The Meaford Deputy Mayor is also a Grey County Councillor. In her email she reported: ‘Grey County Council has engaged recently in conversation regarding our three airports. A report was presented with recommendations for investment and expansions to the Wiarton Airport. At that time members of county council felt that it wasn`t a fair approach to support one local airport financially over another.
Further discussions will happen at this level.’

What is being missed here is the critical role that the Billy Bishop Regional Airport serves in the timely support of the air ambulance service to the County. It is located 5 minutes from the Regional Health Center and for 30 years Ornge has needed that airport every 9 days to complete a lifesaving mission.

In further correspondence with me Councillor Keaveney wrote: "I am hopeful a new business model can be established that eases the financial burden on Owen Sound while allowing continued airport service.”

The Grey County budget is approximately 3 times the budget of Owen Sound. The City Council has clearly communicated that they are unwilling to continue to finance the airport by themselves. The present city manager has stated that he will support the airport at the $105,000 to $110,000 yearly budget requirement. The difference can be made up by Grey County providing funding of $125,000 per
year, equivalent to 0.6% (about half of one percent) of the county’s $20 million transportation budget.

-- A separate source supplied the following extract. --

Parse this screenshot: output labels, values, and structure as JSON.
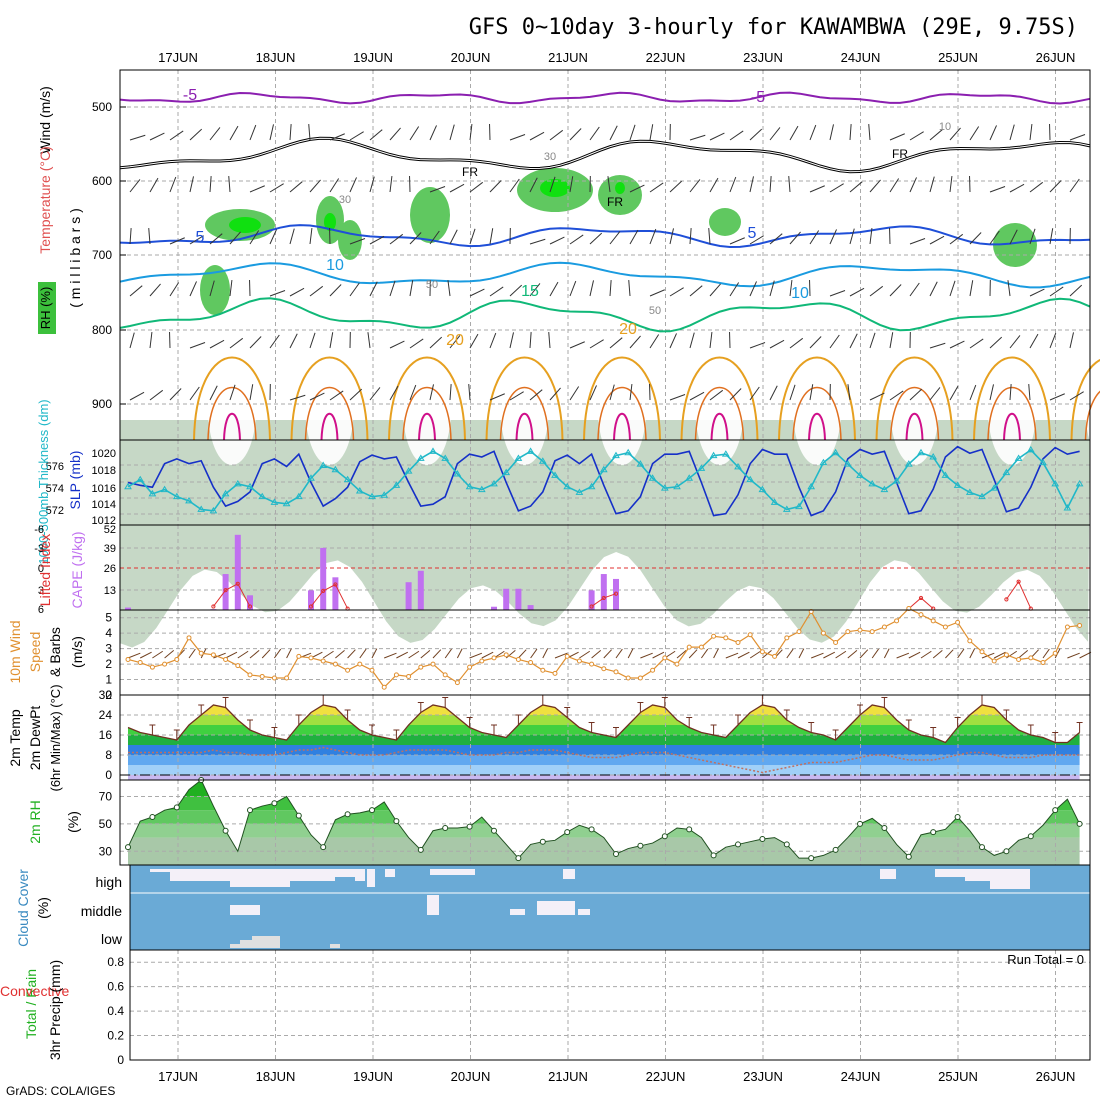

I am confident, having chaired the last Airport Advisory Committee, that re-establishing such a committee of stakeholders can successfully lower the cost of operation if rates and fees are appropriate to attract rather than drive off users of the airport. Stakeholders include the City of Owen Sound, Municipality of Meaford, Grey County, DND Base Meaford, the Flight School, Hanger Owners and others.

So, if you believe that you or a loved one may ever need to take a life saving ride in the Ornge helicopter, please contact your local councillor and make your feelings known. The airport is dying and it needs your life saving support.